As the sun set over USC’s practice field Tuesday, Jaxson Dart stepped into his place at the helm of a slumping offense, taking the reins as if they’d been saved for him. The freshman was just named USC’s starting quarterback, and for the time being, his ascent was technically temporary. But as Dart took over ahead of what will be his first collegiate start Saturday, it was impossible to shake the feeling that a new dawn was beckoning even while the sun still was setting on USC’s season.
With junior Kedon Slovis still sidelined by a lower leg injury, USC interim coach Donte Williams said he had no other choice but to elevate Dart this week against UCLA. Whether that will remain the case afterward remains to be seen, but Williams offered no timeline for Slovis’ return on Tuesday. Again, he was cryptic about his usual starter’s status, suggesting both that Slovis “possibly” could miss the rest of the season and also that he might return to practice this week.
But after playing coy for months about his quarterbacks in the name of gamesmanship, Williams broke with his usual protocol to publicly declare Dart the starter Monday night.
He downplayed the gravity of that decision a day later, but as Dart took over Tuesday, the significance didn’t seem lost on anyone else.
“I feel like the kid has a bright future,” running back Keaontay Ingram said of Dart . “He’s going to win the Heisman one day, watch. I’m telling you. That dude is the real deal.”
It’ll be up to Dart to prove himself Saturday with the stakes much higher than in either of his previous three appearances. With only three games remaining in the season, USC desperately needs a win over UCLA to retain any hope of a bowl bid.

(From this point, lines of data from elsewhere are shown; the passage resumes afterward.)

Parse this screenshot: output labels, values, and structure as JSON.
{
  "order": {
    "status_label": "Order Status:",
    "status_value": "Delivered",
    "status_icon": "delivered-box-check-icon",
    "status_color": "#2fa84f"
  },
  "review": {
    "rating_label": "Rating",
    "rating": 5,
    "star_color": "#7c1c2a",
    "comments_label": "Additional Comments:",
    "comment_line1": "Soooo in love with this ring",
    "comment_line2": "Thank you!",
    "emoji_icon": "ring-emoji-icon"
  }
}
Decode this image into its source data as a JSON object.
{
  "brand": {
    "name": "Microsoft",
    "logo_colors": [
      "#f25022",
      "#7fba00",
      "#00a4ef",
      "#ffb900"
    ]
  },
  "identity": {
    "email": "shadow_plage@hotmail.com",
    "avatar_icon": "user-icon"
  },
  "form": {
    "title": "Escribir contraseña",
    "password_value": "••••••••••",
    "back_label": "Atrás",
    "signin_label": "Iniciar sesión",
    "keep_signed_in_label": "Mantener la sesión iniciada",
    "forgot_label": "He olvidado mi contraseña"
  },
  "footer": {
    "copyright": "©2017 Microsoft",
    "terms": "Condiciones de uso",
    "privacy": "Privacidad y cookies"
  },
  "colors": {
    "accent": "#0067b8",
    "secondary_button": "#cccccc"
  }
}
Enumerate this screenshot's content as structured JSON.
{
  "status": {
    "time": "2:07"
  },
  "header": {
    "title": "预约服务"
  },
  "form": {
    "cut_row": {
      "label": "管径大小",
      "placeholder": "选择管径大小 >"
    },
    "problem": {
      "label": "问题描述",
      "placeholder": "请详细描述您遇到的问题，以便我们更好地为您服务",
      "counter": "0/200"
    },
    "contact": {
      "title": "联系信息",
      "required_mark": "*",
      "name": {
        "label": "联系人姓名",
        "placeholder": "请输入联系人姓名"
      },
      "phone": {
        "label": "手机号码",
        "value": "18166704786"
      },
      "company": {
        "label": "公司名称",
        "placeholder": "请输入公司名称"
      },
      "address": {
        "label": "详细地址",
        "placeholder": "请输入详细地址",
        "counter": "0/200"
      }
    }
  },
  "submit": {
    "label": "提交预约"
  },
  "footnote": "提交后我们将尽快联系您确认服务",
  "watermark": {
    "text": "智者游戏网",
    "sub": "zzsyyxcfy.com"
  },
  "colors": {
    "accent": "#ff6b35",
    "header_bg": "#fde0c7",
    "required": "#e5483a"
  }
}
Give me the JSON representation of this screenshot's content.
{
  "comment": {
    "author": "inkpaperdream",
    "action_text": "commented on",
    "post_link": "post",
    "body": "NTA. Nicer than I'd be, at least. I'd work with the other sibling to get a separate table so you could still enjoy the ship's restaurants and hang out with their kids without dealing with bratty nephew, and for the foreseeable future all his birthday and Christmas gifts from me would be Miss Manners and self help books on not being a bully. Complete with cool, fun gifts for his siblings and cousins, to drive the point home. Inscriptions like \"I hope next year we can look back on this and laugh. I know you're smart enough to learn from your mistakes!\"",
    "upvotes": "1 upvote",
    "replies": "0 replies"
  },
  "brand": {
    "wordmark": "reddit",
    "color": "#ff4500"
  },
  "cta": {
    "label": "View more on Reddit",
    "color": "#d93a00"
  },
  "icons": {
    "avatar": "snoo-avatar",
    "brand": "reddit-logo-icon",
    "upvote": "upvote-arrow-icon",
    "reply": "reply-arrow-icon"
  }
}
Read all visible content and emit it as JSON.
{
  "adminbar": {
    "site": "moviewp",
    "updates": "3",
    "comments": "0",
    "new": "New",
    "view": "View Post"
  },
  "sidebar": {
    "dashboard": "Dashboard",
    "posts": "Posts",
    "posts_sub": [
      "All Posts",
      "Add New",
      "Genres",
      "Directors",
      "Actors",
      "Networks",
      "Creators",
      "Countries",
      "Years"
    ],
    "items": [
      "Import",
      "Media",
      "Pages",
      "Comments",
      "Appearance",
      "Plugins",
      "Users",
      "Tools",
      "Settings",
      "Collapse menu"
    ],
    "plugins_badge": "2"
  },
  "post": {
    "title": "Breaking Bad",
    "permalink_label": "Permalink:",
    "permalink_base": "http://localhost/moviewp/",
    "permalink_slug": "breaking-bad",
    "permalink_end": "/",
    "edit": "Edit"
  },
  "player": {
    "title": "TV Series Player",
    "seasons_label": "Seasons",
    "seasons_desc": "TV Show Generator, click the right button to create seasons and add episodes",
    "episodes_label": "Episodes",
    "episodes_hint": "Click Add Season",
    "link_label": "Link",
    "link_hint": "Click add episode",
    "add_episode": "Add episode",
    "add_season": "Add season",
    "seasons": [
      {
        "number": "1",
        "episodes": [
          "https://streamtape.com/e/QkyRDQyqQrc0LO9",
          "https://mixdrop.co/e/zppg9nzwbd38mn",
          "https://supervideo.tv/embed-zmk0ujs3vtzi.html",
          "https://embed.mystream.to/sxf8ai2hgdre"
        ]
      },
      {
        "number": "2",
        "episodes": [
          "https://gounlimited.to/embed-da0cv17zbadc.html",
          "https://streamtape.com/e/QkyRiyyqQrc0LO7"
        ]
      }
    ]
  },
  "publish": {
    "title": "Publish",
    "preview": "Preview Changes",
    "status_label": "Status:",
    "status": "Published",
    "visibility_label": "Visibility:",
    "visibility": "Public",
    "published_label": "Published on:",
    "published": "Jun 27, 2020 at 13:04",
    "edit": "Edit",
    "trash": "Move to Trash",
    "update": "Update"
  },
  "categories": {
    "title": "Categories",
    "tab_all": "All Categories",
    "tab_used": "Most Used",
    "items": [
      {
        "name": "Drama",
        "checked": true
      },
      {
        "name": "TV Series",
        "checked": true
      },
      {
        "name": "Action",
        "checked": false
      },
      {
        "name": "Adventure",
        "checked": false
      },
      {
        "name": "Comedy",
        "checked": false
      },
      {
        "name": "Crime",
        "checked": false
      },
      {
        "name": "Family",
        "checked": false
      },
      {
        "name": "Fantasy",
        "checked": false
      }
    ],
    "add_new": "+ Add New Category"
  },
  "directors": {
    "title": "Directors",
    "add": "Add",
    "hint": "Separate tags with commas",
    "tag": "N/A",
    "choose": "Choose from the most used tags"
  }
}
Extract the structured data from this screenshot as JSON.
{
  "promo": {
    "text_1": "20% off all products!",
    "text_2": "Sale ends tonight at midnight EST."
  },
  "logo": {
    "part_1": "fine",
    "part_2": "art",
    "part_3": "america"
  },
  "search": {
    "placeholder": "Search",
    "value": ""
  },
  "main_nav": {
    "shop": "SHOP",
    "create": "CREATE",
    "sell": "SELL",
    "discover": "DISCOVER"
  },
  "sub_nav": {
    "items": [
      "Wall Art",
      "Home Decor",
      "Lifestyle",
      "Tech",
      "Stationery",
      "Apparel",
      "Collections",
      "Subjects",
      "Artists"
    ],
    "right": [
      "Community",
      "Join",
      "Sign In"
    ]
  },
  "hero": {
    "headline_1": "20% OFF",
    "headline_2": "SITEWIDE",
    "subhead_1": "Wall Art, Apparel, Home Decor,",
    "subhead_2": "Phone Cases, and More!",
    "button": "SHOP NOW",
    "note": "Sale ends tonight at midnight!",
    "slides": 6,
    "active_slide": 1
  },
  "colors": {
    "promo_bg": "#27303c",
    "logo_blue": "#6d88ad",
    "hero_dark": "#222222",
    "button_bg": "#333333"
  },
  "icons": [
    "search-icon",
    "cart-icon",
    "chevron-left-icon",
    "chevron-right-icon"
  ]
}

For Dart, it’s a chance to once again grab hold of an opportunity. Since he threw for nearly 400 yards and four touchdowns in an electric September debut, the freshman hasn’t quite recaptured that magic. Dart was inconsistent in his last two appearances, completing just 57% of his passes and throwing for 198 combined yards.
A convoluted quarterback rotation had rendered both of USC’s quarterbacks ineffective over that stretch. But on his first day as starter, there was no shortage of swagger from the freshman. He bounced around USC’s offense throughout practice, injecting energy and handing out high-fives after every big play.
“He’s been special since the day he got here, and you can see that on even his high school tape, just the way guys rally around him, the way he makes the guys around him better,” offensive coordinator Graham Harrell said. “He’s obviously a talented quarterback, but he’s also a really, really, he’s a good leader. He’s a guy that has great energy and when he steps foot on the field, I think the guys — they elevate their play because he’s out there.
It didn’t hurt, Dart acknowledged, that everyone now knew him as the starter.
“When you’re named the guy, you hold yourself to a standard, and you want to hold everyone else to a standard, which is a high one,” Dart said. “And I think the guys on the team hold me to a high [standard], and I want to do the same for them. So, we hold everybody accountable.”
The standard for USC quarterbacks in the crosstown rivalry has been set high over the last two seasons after Slovis shredded the Bruins in both of his starts against them. In two victories, the junior threw for 859 yards, nine touchdowns and two interceptions while completing 71%of his passes.
On Tuesday, Slovis was relegated again to the sideline, his left knee in a compression sleeve and his hands in his pockets. The former All-Pac-12 passer could only watch as Dart took command of USC’s offense.
With a big performance Saturday,Dart may never return the reins again.
“I’ve always kind of felt like I’ve put the most pressure on myself. I don’t really see it as much pressure on the outside,” Dart said. “Like I said, I hold myself to a high standard and I want to perform to the highest of my abilities. So my expectation is to have a big game.”